# In Ear Monitor---help



## bukkakeONyoMAMA (Dec 7, 2011)

sry i just posted this in the recording section so this would be the right section..... Ive been having a major hearing problem lately and maybe u guys could help. So i get On stage for a show, get about 3-4 songs in and all of a sudden, everything sounds a half step or so higher in pitch to me. I look at my tuner, but im in tune. Sometimes it sounds like my guitar, other times the bass or vocals. First time it happened was a few months ago and i thought i was crazy. But i looked it up online and it happens to alot of musicians. Theres something going on where if my ears are subjected to too much noise, esp cymbals, snare hits, that my pitch detection gets all screwy. Not a gradual screwy, but its either perfectly fine or completely messed up. Its really bad when i cant even play along with my band and am double guessing every fret i hit bc it sounds a note or two higher than what it really is......SOOOOOOO basically i need to use earplugs to block all the drums and even gtr from my triple rectifier before my ear takes a dump on stage and im useless up there. Im looking for an in ear monitor that blocks out most outside noise, but that i can mix my gtr output into so i can hear myself. I dont need to hear vocals or bass in the mix, as long as i hear the basic drums behind me im good as long as i can hear myself. Any help as to what im looking for? I am basically a newb when it comes to in ear monitors. Ive looked online, but get nowhere. I just want something that Takes my signal from my amp or pedal board and puts it in my ear and where i can control the mix.
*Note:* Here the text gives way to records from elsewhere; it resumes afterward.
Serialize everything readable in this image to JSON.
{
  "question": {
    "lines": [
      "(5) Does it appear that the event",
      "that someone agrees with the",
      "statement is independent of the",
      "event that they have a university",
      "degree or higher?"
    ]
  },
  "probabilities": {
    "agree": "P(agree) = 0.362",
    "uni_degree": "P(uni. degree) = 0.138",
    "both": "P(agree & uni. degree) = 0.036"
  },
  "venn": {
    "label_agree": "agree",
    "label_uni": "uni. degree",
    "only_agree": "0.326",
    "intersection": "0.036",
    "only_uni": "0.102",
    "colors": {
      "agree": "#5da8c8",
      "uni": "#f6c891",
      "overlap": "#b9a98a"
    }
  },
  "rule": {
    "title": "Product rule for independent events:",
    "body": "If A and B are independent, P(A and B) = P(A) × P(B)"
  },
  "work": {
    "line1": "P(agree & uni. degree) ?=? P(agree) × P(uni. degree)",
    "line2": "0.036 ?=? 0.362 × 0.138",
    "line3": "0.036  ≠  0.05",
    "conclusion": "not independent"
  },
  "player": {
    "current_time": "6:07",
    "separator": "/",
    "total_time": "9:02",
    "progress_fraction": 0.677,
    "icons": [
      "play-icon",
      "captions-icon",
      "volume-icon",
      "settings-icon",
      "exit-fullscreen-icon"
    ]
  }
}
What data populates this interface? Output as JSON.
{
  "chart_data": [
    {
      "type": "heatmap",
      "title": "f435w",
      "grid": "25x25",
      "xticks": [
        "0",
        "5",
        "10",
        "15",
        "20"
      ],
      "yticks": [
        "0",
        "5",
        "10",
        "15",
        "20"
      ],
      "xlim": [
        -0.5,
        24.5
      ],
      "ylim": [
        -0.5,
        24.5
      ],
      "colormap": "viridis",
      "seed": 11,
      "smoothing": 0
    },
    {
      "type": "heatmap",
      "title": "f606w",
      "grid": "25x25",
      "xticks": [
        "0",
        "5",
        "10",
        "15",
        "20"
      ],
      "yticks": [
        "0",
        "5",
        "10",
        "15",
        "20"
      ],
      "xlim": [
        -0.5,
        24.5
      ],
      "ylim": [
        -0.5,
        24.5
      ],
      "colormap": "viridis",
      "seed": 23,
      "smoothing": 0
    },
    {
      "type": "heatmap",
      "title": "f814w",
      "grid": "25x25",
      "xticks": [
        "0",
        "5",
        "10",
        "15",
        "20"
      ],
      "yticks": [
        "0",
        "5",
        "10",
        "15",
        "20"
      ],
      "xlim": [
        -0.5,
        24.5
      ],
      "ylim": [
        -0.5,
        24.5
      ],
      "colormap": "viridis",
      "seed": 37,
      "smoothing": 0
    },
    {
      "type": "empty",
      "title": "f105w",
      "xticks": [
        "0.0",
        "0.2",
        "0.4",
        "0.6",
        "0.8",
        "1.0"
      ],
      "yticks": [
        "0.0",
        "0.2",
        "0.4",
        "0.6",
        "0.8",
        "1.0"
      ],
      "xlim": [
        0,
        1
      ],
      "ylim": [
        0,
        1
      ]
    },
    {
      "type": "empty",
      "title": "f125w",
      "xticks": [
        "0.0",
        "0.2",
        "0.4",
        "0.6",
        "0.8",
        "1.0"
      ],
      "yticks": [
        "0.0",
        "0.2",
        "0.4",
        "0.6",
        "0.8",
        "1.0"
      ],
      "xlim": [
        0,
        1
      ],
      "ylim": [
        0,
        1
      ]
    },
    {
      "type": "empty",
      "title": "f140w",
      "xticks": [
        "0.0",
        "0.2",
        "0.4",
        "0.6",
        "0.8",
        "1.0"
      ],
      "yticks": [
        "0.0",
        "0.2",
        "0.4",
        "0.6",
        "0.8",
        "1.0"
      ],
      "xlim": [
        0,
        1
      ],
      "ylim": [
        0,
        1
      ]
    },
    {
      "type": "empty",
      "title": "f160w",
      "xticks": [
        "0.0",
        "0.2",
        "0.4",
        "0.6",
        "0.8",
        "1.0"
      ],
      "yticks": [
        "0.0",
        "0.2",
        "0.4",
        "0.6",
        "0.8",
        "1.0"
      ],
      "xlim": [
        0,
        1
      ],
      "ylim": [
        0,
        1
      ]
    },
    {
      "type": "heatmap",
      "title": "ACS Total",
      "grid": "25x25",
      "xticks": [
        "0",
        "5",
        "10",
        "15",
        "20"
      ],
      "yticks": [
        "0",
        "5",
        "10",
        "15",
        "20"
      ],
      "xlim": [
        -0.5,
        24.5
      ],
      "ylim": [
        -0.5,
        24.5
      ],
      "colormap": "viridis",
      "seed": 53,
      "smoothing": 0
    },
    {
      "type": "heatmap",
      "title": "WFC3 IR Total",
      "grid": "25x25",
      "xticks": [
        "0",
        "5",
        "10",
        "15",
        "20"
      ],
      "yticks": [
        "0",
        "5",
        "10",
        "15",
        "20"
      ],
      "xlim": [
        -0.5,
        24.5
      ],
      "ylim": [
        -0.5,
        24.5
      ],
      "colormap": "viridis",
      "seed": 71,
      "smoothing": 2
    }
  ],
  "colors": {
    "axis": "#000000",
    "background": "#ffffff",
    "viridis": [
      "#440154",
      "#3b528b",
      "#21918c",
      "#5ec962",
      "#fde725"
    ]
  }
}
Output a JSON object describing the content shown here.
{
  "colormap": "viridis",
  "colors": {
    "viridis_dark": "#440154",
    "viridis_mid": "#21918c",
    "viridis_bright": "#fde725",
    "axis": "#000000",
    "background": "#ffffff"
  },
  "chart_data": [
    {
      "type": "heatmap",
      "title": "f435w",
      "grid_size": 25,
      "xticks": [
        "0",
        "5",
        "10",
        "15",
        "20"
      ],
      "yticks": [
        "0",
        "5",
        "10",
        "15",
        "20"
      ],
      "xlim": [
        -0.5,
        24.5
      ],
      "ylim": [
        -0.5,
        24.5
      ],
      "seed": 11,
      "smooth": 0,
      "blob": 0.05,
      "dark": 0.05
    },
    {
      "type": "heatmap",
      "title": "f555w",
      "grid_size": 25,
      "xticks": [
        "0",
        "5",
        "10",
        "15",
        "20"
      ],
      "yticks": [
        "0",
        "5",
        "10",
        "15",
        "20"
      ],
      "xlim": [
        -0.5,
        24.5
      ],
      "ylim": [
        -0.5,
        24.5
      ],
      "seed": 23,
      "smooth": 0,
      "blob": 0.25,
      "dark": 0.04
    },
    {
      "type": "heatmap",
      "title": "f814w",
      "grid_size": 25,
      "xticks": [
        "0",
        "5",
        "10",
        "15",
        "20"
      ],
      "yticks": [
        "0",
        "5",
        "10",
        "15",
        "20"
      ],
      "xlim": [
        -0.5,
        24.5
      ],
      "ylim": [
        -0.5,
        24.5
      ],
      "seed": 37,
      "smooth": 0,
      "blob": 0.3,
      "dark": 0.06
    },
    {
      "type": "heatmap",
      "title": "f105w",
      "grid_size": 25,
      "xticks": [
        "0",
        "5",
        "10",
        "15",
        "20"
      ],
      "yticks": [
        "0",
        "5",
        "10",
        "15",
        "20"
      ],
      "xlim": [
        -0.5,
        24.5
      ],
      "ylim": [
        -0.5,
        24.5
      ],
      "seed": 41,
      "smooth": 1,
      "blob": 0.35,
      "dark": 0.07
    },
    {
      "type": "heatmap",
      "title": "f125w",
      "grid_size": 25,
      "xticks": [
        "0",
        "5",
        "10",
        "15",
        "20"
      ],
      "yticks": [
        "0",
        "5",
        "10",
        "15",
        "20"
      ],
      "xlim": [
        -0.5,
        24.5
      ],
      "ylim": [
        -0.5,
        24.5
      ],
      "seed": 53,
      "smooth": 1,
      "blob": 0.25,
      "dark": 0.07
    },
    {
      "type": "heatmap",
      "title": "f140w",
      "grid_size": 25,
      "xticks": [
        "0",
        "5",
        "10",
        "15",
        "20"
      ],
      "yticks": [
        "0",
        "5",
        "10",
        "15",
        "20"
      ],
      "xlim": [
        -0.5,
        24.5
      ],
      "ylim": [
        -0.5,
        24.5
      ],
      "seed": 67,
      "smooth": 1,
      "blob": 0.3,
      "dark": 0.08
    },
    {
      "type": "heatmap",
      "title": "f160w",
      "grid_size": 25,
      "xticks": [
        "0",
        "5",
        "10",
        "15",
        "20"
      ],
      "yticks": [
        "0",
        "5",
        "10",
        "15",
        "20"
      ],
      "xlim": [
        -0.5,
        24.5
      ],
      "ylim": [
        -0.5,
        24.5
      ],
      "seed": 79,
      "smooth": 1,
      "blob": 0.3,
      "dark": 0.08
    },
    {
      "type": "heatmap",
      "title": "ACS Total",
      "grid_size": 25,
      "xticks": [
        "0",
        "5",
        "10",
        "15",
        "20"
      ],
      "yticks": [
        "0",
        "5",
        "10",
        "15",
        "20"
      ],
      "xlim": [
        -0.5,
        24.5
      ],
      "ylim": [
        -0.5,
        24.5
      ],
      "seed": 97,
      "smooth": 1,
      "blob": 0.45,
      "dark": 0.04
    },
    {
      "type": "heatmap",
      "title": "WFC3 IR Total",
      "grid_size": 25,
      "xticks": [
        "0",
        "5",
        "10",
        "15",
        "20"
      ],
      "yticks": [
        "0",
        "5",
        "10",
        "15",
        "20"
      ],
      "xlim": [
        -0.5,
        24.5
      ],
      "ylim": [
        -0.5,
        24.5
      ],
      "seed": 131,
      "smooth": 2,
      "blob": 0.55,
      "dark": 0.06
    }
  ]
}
Im not looking to plug into the house pa or anything.


----------



## MTech (Dec 7, 2011)

Ultimate Ears Custom In-Ear Monitors

You can pick if you want it to block out outside noise/how much.


----------



## bukkakeONyoMAMA (Dec 7, 2011)

heres the thing..i dont know how i would hook it up.....im not trying to spend a fortune....i dont need a wireless, but i have no idea where it would go....i play a triple rectifier so theres no headphone output ..would i put it thru the fx loop in the rear of the head.....i have a pedalboard with a bunch of pedals that i run straight in to the front of the head....i currently dont use the fx loop at all.....this is where im confused... is there a system that takes my gtr signal somehow and puts into the ear monitors without having to go to the house PA..?


----------



## KingAenarion (Dec 8, 2011)

I responded to the thread in the recording Studio


----------